This paper contains the code to reproduce the results in the SustaiNLP2020 paper: A Little Bit Is Worse Than None: Ranking with Limited Training Data.
Note that since we highly rely on the ad-hoc retrieval framework capreolus,
the modules in this repo are mostly the extension of the framework (under ./capreolus_extensions) and do not contain the data processing and training logic.
Please find the details in the framework github if you are interested in these.
The hyperparameters are listed under ./optimal_configs/maxp.txt, with the format config_key=config_value each line.
Feel free to try other settings using this format. Note that lines starting with # is considered as comments and will be ignored by the program.
For the config key format and acceptable values, please find more details here.
The code is written in tensorflow-2.3 and supports TPU v2 and v3 (by Capreolus).
This section provides the code to replicate all the experiments listed in the paper,
which can be also found under ./scripts
The following script is used to train and evaluate the experiments with sampled dataset.
fold=s1 # Robust04 has fold from s1 to s5, GOV2 has fold from s1 to s3
rate=1.0 # supports (0.0, 1.0], where 1.0 (default) means no sampling will be done
dataset=rob04 # supports rob04 or gov2,
# since gov2 is not public dataset, the collection and built index need to be locally available, more in "Misc" section below
do_train=True # if False, training will be skipped. Acceptable if training results are already available
do_eval=True # if False, evaluation will be skipped. You can review it later using "--do_train=False --do_eval=True"
python run.py \
--task sampling \
--dataset rob04 \
--sampling_rate $rate \
--fold $fold \
--train $do_train \
--eval $do_eval
When all folds results are available, the prorgam will also show cross-validated results on the evaluation stage.

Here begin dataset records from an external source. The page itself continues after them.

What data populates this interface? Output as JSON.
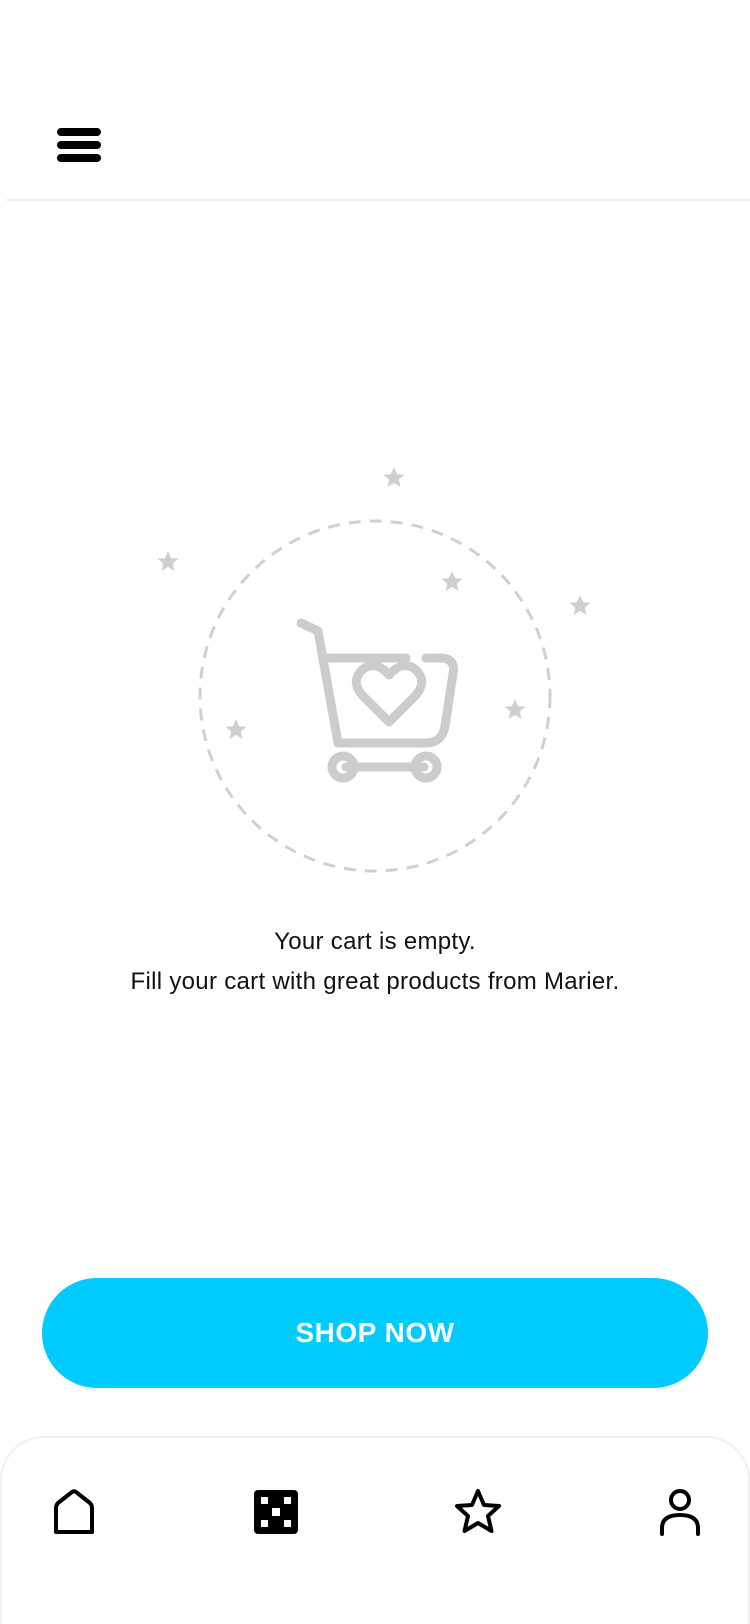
{
  "header": {
    "menu_icon": "menu-icon"
  },
  "empty_state": {
    "illustration_icon": "shopping-cart-heart-icon",
    "line1": "Your cart is empty.",
    "line2": "Fill your cart with great products from Marier."
  },
  "cta": {
    "label": "SHOP NOW",
    "color": "#00cbff"
  },
  "bottom_nav": {
    "items": [
      {
        "icon": "home-icon"
      },
      {
        "icon": "grid-icon"
      },
      {
        "icon": "star-icon"
      },
      {
        "icon": "user-icon"
      }
    ]
  }
}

We uploaded the converted ckpt to here, which will be needed to receive the zero-shot results reported in the paper.
ckpt_path=/path/to/ckpt # Note that for TPU users, the ckpt needs to be uploaded to gcs
# Then this path would look like gs://path/to/ckpt
fold=s1
dataset=rob04
python run.py --task inference --dataset rob04 --fold $fold
If TPU is available, append the following arguments to the above scripts to run the experiments on TPU:
--tpu your_tpu_name --tpuzone your_tpu_zone (e.g. us-central1-f) --gs_bucket gs://your_gs_bucket_path
If you use wandb, the results can be easily synced to your project by simply adding --project_name your_wandb_project_name after pip install wandb && wandb login.
You are expected to see all configs and the value of metric mAP, P@20, nDCG@20 plotted.